Chevaleresque, il lui a d'abord proposé de me casser la figure, mais la gamine
m'a inventé un profil à la Steven Seagal qui l'a incité à renoncer, et à filer
ses docs à la Belette pour la consoler. Quand je suis revenu, j'ai eu le droit
à un éloge appuyé des qualités de ma jeune subordonnée, à qui il a carrément
proposé du piston si elle voulait obtenir sa mutation. Elle a répondu qu'elle
allait réfléchir, et qu'elle l'appellerait. Et ce vieux dégueulasse lui a
glissé une carte de visite sur laquelle il a écrit son numéro perso, avant de
lui coller quatre bises, "à la mode de chez nous". Quand nous avons
rejoint le rital dans la voiture, elle s'essuyait encore les joues avec un
mouchoir de papier.
Pour le deuxième, dont je savais par ouï-dire qu'il ne
supportait pas les intrusions parisiennes dans ses affaires, nous avons encore
joué le duo, mais en inversant les rôles. C'est que nous nous présentions à un
rejeton de noble famille, un Mézidon de Dois, tombé dans la poule par disgrâce
familiale et position défavorable dans la fratrie. Le frère aîné est soupape au
Vatican, le deuxième, banquier, a épousé la bielle héritière d'un consortium
allemand qui fabrique des voitures. Il ne restait à notre interlocuteur, cadet
du trio, que l'essieu pour pleurer, et l'obligation d'embrasser le métier des
armes, mais le pauvre souffre du mal de mer, est affligé d'un regard de taupe
nonagénaire, et d'une paire de pieds plats, pointure quarante-deux. La marine
et les armées de l'air et de terre ayant par conséquent décliné son offre, la
préfecture, bonne fille, a entendu son cri de désespoir, et lui a généreusement
octroyé, après concours et école tout de même, le titre d'officier de police
judiciaire, ce qui, du point de vue personnel du paternel Mézidon de Dois, est
moins reluisant qu'officier de cavalerie, mais néanmoins plus acceptable
qu'officier d'état-civil. Gontran-Jules de Mézidon de Dois est un grand
bonhomme sec, déplumé, triste comme un roman de la comtesse de Ségur, mais
remarquablement bien élevé. Son truc à lui, ce qui le retient, quand il se rase
le matin, de s'en coller une dans la tempe en découvrant sa tronche dans le
miroir, c'est le combat désespéré qu'il mène en moine-soldat pour la défense du
savoir-vivre à la française. Du coup, c'est la Belette qui joue les teignes, ce
coup-ci, en mâchant ostensiblement son Hollywood la bouche ouverte, en se
curant le nez ou l'oreille avec l'ongle et en expédiant les boulettes
récupérées à coup de pichenettes n'importe où dans la pièce, en lui coupant la
parole, et en utilisant des "p'tains" comme ponctuation. Depuis le
début, je lui laisse mener la rencontre, en regardant le mépris et le dégoût
monter chez notre snobinard de province. Quand j'estime qu'il est à point,
j'interviens assez rudement :
-"Mademoiselle Le Fur, taisez-vous. Votre conduite est
inqualifiable ! Ce n'est pas ainsi qu'il convient à une jeune fille de
s'adresser à un homme plus âgé. Vous n'obtiendrez évidemment rien avec ces
méthodes grotesques, pour ne pas dire barbares. Une fois encore, je vous montre
comment il convient de procéder."
Puis je me tourne vers lui :
-" J'ose espérer, mon cher confrère, pouvoir compter sur
toute votre assistance pour m'aider à remettre cette pauvre agnelle sur le
chemin ardu, mais ô combien gratifiant de la bonne éducation…

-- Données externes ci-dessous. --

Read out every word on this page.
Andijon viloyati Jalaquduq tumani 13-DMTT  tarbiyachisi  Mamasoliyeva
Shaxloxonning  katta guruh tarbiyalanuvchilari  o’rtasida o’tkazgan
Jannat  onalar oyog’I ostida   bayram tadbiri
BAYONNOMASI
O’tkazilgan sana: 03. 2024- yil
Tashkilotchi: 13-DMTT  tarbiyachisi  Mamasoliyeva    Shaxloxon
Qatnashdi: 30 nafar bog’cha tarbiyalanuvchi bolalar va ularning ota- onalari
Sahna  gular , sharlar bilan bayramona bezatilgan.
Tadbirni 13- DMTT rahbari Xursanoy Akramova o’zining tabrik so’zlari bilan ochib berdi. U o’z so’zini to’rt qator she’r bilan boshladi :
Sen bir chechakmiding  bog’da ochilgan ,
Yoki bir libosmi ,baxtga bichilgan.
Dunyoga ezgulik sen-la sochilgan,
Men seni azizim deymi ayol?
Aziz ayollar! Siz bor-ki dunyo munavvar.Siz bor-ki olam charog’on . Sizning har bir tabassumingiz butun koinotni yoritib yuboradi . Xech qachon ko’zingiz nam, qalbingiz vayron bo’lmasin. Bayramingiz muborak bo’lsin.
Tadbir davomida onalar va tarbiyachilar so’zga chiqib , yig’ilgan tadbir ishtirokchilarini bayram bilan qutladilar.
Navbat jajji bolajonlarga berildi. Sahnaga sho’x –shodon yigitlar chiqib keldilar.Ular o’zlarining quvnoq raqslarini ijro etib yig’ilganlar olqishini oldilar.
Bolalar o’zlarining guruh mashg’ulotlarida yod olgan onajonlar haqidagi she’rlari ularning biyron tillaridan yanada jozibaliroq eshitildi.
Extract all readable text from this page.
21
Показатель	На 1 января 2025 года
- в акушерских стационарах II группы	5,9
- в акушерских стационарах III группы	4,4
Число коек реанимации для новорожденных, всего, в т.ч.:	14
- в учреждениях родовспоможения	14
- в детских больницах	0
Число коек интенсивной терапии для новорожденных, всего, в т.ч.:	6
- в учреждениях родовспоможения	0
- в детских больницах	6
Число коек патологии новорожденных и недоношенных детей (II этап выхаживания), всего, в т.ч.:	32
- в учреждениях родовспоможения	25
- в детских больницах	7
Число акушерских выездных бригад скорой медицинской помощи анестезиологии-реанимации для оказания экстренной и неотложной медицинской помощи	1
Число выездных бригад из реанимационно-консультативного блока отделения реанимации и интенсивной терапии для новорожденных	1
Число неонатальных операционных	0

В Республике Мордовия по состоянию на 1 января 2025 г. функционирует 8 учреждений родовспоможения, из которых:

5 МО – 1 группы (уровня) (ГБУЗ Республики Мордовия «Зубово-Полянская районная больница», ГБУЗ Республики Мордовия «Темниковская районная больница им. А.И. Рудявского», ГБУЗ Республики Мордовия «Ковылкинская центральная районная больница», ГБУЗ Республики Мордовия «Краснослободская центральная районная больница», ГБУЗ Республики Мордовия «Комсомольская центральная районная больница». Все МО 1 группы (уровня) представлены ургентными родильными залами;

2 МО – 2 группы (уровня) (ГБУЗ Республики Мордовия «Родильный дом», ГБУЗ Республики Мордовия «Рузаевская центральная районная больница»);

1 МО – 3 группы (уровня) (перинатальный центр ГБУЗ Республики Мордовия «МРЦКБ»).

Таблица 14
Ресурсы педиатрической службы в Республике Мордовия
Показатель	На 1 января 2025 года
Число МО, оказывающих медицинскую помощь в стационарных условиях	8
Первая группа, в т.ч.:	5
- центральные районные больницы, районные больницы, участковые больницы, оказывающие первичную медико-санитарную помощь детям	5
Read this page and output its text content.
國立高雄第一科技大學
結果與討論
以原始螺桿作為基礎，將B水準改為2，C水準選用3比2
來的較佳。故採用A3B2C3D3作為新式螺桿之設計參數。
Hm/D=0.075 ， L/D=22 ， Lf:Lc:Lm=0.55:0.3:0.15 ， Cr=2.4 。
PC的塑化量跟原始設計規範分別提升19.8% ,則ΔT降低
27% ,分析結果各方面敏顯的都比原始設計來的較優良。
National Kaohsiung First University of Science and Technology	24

- Certes, mon cher ami, certes. Qu'attendez-vous de moi ?
- Peu de chose, en vérité, je m'en voudrais de vous faire
gaspiller votre temps. Je sens que vous vous apprêtez à refuser à mademoiselle
Le Fur l'accès aux informations qu'elle vous a si désagréablement demandé, et
je ne puis que vous donner raison. La forme a, ici, été bafouée, pour le moins.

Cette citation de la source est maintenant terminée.